C. Lakshmana Iyer v. Pubbi Setti Sethamma

1964-01-15

P.KUNHAMED KUTTI

body1964
Order.-This is a petition filed by the petitioner in Crl.R.C. No. 1506 of 1962 on the file of this Court, under section? 439 and 561-A of the Criminal Procedure Code for the restoration to file of the said Crl.R.C. No. 1506 of 1962 dismissed by me on 12th November, 1963. That was a Revision Case filed by the petitioner against the order of the learned-Third Presidency Magistrate, Saidapet, discharging the accused in a complaint filed by the petitioner under sections 352, 448, 457, 427, 380, 506 and 120-B of the Indian Penal Code. The learned Magistrate examined in the case six witnesses. and marked eight documents on the side of the petitioner and two documents on the side of the accused and came to the conclusion that sufficient material had not been furnished before him to justify a charge in respect of any of the offences against the accused. Against that order, the petitioner filed a Revision Petition in this Court. The case was on the list for some days, and when it came up for hearing, the petitioner was absent and had no Counsel to represent him. In the circumstances, I looked into the papers and disposed of the case on merits holding that there was no-justification to interfere with the order of discharge passed by the learned Magistrate. Since the disposal was on merits, there is no reason to set it aside on the ground it was an expare disposal. This view has been consistently held by this Court in. Ranga Row v. Emperor1, and in Subramania Kandar v.

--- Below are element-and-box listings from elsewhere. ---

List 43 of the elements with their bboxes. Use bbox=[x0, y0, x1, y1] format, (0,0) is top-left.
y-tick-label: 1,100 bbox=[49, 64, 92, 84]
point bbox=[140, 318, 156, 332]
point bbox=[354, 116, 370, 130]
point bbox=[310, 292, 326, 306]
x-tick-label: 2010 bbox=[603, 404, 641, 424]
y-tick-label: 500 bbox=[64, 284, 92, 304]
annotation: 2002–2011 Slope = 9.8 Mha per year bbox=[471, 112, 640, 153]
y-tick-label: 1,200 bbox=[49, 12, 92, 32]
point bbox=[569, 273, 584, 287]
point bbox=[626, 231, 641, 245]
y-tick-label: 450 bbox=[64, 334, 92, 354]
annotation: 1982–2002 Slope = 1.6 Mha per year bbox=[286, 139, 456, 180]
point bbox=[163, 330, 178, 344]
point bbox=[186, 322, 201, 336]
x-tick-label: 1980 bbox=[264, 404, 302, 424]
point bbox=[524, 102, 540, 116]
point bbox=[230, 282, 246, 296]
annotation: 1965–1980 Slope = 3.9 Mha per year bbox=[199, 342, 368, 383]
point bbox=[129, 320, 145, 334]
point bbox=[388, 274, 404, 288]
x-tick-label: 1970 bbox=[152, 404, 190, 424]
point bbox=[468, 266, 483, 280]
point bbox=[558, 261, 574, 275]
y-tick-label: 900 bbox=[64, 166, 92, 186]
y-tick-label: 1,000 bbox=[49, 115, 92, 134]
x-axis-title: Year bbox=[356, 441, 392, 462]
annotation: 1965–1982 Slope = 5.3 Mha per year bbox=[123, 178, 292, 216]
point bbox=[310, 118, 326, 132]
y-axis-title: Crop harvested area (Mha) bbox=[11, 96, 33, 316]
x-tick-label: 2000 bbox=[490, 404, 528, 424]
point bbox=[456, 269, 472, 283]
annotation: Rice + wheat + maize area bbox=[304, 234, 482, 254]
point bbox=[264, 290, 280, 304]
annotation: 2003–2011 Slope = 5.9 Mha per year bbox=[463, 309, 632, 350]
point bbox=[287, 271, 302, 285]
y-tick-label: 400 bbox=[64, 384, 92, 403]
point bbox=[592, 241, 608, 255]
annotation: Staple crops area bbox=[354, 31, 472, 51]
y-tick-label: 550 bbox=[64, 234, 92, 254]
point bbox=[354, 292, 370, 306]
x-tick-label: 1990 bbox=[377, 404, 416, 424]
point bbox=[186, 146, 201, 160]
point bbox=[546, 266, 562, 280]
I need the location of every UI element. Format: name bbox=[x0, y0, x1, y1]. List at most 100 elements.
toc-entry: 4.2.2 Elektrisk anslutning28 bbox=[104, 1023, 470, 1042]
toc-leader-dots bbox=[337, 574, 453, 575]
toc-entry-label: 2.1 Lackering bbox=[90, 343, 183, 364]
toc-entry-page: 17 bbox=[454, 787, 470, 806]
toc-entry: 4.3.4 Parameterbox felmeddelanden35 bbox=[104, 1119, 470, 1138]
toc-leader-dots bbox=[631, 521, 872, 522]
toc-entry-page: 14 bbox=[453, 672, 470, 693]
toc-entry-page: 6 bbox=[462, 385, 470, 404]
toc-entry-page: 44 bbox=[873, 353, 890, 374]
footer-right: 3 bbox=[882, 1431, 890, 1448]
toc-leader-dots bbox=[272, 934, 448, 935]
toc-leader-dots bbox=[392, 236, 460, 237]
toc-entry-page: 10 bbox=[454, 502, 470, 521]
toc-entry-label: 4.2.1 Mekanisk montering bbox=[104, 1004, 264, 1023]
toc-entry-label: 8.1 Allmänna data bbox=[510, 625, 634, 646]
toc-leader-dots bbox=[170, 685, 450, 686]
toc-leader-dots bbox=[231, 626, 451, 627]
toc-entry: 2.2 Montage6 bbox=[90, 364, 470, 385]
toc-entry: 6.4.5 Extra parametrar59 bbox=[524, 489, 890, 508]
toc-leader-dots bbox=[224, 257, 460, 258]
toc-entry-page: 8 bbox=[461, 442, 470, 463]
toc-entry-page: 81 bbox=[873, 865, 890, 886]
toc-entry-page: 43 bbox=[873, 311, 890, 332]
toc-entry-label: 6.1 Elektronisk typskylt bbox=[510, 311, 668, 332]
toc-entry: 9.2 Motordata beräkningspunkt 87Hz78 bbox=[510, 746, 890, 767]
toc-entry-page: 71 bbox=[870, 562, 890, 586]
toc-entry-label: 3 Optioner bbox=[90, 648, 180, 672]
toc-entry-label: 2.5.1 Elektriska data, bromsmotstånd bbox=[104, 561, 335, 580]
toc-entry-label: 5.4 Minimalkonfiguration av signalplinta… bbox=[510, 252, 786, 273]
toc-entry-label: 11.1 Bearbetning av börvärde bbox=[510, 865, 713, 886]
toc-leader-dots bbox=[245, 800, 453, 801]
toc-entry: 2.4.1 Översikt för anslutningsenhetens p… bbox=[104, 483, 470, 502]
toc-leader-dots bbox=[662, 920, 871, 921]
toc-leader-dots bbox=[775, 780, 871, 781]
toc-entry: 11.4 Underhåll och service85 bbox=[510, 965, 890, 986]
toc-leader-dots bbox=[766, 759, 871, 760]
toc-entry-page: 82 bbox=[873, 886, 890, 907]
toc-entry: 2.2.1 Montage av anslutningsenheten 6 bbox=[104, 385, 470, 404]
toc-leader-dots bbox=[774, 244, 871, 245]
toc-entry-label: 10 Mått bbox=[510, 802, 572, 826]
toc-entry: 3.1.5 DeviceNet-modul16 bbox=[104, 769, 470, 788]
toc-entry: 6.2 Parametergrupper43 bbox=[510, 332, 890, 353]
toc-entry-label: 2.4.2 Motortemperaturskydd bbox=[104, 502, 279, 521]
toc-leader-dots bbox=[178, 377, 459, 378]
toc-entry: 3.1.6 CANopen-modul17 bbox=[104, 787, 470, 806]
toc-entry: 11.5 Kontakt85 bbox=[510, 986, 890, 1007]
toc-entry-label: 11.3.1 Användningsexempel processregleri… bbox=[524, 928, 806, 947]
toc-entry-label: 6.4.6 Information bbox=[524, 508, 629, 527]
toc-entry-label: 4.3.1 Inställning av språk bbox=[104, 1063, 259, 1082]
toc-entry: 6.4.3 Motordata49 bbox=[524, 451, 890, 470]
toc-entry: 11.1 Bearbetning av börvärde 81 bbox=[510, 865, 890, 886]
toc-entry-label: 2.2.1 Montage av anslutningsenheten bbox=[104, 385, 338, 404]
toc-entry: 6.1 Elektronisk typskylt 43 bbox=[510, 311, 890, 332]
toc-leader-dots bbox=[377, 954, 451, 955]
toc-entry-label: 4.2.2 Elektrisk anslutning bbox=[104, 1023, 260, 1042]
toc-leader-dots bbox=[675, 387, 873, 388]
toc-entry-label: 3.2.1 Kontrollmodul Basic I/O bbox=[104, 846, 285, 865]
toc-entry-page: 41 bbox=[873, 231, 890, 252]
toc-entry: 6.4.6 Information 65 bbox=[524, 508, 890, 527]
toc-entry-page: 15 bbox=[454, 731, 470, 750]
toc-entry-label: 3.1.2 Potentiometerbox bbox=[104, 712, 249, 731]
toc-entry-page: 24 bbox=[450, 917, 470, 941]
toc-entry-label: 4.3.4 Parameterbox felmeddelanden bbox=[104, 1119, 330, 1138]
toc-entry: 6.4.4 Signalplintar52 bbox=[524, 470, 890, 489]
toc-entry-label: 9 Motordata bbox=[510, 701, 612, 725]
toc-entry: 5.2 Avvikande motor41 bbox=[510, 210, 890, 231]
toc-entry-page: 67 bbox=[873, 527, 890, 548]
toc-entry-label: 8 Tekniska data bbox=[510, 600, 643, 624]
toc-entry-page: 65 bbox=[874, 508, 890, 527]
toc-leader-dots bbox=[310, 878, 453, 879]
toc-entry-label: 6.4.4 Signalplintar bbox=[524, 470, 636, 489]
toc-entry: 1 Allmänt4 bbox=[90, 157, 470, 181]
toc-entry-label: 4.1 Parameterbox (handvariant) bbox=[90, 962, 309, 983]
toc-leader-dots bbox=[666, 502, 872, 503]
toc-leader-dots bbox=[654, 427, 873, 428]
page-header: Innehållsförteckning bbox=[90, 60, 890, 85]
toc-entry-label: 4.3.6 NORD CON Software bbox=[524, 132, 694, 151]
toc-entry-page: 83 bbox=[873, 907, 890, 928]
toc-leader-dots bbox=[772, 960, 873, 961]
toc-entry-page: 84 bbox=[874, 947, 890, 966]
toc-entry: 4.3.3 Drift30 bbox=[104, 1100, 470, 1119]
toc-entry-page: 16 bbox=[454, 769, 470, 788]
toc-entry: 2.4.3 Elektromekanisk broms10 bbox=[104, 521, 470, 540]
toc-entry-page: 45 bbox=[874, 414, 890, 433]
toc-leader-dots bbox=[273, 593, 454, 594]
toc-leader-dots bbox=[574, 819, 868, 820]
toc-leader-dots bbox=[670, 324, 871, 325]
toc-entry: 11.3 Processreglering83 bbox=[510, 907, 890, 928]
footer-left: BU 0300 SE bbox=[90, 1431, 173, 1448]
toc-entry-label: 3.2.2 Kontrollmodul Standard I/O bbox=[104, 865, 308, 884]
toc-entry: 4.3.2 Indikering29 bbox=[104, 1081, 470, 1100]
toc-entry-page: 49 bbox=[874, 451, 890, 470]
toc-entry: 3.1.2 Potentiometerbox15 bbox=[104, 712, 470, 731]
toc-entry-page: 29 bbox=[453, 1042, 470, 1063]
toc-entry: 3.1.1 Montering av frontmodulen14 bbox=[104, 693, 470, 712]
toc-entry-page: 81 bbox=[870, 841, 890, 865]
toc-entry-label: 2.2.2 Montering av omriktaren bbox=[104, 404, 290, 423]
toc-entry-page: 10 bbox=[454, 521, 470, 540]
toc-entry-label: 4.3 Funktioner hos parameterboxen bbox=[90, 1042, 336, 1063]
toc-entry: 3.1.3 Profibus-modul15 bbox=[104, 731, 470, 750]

Ramaswami Kandar2. In the last mentioned case Govinda Menon, J., held that a Revision dismissed for default of appearance could not be restored to file In Anthony Doss, In re3, Sadasivam, J., had to consider a similar cases, where a Criminal Revision Petition was dismissed on merits, when the petitioner and his Advocate were absent at the hearing. The learned Judge held that the petition could not be restored nor could the order be reviewed. He also observed that the High Court had no inherent power to alter or review its own judgment in a Criminal Case once it had been pronounced and signed. In the circumstances, it seems to me that there is no justification to set aside the order passed by me on merits in this case. The petition is, therefore, dismissed. R.M. ------ Petition dismissed.